Opinion
13642.
MAY 15, 1941. REHEARING DENIED JUNE 14, 1941.
Petition for injunction. Before Judge Franklin. Richmond superior court. December 12, 1940.
Fleming Fleming, for plaintiffs.
C. Wesley Killebrew and W. Inman Curry, for defendants.
Whether the ordinance fixing hours and prices and otherwise regulating the business of the plaintiffs as barbers be valid or invalid, the petition did not show such interference or threatened interference as to authorize an injunction.
No. 13642. MAY 15, 1941. REHEARING DENIED JUNE 14, 1941.
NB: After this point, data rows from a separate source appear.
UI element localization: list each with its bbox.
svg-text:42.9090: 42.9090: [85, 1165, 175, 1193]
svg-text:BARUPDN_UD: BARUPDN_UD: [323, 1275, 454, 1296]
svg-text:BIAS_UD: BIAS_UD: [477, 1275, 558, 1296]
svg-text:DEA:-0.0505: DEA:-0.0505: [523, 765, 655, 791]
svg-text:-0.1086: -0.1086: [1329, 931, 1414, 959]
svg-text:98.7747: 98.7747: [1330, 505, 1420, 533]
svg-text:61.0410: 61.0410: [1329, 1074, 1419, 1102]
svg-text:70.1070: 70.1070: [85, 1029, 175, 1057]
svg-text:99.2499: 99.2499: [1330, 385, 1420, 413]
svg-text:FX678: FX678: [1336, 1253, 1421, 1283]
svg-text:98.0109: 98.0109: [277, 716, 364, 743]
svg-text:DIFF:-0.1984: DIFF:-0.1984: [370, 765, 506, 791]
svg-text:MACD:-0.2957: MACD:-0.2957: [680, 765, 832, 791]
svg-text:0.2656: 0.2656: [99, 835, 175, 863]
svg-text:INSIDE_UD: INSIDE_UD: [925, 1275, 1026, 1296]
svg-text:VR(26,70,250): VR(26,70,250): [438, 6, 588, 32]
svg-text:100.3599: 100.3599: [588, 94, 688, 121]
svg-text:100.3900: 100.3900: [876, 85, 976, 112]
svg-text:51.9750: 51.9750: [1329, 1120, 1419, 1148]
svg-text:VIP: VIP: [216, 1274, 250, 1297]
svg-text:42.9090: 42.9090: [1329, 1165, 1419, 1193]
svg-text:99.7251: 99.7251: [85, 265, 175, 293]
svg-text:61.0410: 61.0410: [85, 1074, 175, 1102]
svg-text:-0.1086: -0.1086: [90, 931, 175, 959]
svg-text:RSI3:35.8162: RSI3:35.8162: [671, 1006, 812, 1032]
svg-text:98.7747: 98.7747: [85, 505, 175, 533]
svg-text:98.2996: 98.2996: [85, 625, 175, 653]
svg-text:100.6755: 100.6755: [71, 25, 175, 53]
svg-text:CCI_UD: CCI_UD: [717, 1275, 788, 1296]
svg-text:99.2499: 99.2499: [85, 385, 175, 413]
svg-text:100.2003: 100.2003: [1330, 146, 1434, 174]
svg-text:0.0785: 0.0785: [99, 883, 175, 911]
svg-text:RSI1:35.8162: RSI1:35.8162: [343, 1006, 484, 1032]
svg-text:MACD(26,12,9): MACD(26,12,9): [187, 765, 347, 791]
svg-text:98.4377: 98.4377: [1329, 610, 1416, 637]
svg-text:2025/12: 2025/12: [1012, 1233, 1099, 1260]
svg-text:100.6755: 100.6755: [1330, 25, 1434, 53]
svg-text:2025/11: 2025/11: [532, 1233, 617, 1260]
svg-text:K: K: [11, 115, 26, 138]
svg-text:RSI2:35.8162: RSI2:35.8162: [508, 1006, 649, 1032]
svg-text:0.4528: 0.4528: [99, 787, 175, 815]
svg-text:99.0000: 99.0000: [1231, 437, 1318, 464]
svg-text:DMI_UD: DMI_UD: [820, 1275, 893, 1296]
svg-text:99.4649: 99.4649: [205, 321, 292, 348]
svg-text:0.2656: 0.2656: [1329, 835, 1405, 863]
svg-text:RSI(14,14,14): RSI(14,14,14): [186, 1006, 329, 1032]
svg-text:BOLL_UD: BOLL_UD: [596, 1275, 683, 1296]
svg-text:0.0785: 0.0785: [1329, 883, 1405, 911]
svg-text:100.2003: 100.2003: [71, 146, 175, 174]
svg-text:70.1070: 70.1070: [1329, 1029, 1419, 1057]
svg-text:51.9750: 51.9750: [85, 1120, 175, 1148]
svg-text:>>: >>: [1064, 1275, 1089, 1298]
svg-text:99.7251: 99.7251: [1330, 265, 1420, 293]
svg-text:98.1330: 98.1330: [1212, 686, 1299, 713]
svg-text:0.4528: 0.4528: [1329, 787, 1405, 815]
In their petition as amended the plaintiffs alleged, that they were registered and licensed barbers engaged in business as such in the City of Augusta; that in April, 1940, the city council passed an ordinance fixing hours of work, minimum prices for service, and otherwise regulating such business in the city; that the ordinance created a "city barber board" to administer its provisions; and that on June 6, 1940, this board caused notice to be published in a designated newspaper, stating that "Beginning Monday June 17, 1940, all barber-shops will comply with this law," and setting forth the prescribed hours and prices. Other allegations were that the ordinance was unconstitutional and void, for various reasons stated. The petition was filed on June 10, 1940, and named as defendants the City Council of Augusta, the mayor, and the city board of barbers and its individual members. The prayers were that the court "issue at once a restraining order against the enforcement of the rules as threatened in the public notice ordered above to begin on Monday, June 17, 1940. Also that the court, after full hearing, issue its permanent injunction against said ordinance." The petition was wholly silent as to any interference with the plaintiffs in the pursuit of their occupation, and as to any effort or intention by any person or official to enforce the ordinance, except publication of the foregoing notice stating that beginning on a certain date all barber-shops will comply with this law. The court sustained a general demurrer to the petition, and dismissed the action. The plaintiffs excepted.
Whether the ordinance be valid or invalid, the petition did not show such interference or threatened interference as to authorize the grant of an injunction, and was properly dismissed on demurrer as failing to state a cause of action. Howard v. Briarcliff Zoological Corporation, 178 Ga. 595 ( 173 S.E. 391); Coker v. Atlanta, 186 Ga. 473 ( 198 S.E. 74); Powell v. Hartsfield, 190 Ga. 839 ( 11 S.E.2d 33); Anthony v. Atlanta, 190 Ga. 841 ( 11 S.E.2d 197); Cox v. Linder, 191 Ga. 790 ( 14 S.E.2d 93).
Judgment affirmed. All the Justices concur.